Diamond in the sky, Part II
The UAE is set to launch it first satellite into space this month. And when it does, the region will never be same again. Part II in a series
November 6, 2008 9:39 by kippreport
The D-word. For Yahsat, it’s all about dual-use applications – finding the right balance of satellite services for government bodies versus commercial clients. “We believe we might be stronger in the government and enterprise side in the UAE, rather than the end-user side,” says Jassem Mohammed al-Zaabi, the company’s CEO. “The demand is undeniable,” he adds. “How can you come up with the right formula? This is what we’re trying to find out.”
He’s right, the demand is impressive. According to Web-traffic tracking site Internetworldstats.com, the number of people surfing the ‘net from the Middle East has grown by more than 1,000 percent since 2000. Satellite TV channels in the region have also multiplied many times over, to more than 300, over that time. If you throw in the rest of Yahsat’
s coverage area, which includes growing markets in Africa, Europe and South-West Asia, you can see why they might be starting a lucrative business.

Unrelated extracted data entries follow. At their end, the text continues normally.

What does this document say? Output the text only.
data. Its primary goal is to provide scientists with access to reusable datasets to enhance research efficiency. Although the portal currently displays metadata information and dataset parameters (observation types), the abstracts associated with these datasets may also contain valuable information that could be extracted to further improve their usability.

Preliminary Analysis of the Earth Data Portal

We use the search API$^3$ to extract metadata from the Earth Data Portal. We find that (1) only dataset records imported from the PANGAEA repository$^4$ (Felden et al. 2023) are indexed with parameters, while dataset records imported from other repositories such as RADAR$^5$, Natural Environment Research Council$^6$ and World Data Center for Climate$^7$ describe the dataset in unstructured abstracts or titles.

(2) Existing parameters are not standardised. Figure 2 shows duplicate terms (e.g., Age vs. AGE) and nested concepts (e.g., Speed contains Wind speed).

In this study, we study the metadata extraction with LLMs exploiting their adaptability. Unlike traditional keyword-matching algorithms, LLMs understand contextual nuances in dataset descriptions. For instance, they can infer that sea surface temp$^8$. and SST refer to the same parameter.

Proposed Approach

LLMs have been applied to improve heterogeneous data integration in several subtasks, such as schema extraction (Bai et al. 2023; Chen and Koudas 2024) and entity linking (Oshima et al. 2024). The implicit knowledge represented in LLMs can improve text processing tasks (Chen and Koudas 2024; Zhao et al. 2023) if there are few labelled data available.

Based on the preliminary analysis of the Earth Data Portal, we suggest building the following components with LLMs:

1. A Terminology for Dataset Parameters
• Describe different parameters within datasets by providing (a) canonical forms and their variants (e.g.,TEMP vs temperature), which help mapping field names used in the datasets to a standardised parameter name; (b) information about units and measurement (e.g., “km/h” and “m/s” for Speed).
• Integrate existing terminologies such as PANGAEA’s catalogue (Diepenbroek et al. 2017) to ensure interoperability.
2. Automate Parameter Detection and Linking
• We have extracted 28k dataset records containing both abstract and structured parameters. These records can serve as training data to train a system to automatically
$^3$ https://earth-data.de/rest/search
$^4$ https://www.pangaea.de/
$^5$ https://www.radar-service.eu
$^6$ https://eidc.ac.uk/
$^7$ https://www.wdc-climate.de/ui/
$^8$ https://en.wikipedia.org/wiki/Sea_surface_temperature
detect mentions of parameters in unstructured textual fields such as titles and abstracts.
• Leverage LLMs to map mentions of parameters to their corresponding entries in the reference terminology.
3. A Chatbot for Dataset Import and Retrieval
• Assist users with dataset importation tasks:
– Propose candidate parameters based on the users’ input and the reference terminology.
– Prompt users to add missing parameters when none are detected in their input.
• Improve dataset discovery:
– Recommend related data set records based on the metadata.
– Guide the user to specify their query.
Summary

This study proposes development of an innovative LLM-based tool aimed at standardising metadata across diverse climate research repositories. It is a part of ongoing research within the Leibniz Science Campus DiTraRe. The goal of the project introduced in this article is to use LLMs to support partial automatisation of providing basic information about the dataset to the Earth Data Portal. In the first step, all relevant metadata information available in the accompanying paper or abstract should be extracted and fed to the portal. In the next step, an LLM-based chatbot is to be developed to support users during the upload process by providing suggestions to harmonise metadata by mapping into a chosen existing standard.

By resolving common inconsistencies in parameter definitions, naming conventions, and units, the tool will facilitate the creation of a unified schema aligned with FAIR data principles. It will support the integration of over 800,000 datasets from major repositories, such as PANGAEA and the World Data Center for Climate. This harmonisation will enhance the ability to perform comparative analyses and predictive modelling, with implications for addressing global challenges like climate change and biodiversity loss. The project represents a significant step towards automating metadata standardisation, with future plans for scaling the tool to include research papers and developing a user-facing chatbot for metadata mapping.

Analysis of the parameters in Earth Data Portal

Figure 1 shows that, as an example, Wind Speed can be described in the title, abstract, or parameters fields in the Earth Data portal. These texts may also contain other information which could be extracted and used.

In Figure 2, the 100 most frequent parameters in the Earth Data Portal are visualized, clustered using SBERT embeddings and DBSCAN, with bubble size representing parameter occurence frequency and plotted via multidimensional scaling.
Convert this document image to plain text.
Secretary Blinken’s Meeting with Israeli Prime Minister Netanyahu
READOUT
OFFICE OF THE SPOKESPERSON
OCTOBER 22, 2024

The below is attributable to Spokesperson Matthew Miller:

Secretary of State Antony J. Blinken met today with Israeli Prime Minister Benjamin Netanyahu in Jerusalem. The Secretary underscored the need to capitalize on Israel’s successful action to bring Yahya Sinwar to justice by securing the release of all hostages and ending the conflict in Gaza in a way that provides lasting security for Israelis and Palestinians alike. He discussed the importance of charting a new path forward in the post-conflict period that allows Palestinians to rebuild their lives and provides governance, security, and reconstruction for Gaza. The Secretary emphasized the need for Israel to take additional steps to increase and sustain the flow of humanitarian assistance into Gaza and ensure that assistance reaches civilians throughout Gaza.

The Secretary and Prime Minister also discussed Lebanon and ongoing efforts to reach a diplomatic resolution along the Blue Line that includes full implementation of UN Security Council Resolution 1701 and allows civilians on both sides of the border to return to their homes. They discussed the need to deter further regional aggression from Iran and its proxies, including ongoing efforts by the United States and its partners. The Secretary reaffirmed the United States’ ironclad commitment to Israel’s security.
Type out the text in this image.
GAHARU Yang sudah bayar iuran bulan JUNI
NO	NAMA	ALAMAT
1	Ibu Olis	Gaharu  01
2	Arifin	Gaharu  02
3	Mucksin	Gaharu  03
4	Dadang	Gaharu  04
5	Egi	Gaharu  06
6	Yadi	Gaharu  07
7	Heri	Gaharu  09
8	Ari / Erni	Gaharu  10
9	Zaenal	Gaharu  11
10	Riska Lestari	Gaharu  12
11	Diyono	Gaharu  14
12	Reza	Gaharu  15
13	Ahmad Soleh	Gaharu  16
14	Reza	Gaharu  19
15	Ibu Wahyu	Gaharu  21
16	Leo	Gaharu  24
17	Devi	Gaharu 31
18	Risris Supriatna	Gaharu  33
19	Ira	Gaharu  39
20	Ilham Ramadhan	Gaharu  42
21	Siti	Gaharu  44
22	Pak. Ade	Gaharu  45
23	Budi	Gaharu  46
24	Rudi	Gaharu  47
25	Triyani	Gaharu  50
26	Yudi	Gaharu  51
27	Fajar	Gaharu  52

The tough part is on the supply side. In this neck of the woods alone, Yahsat will have to contend with two major satellite carriers: Nilesat in Egypt, and Arabsat in Saudi Arabia. “There’s a lot of competition, not only in the Middle East but all over the place,” says Rodger Baker, director of Asian analysis at Stratfor, a US-based intelligence company. “Everyone is trying to get their own communications satellites up.”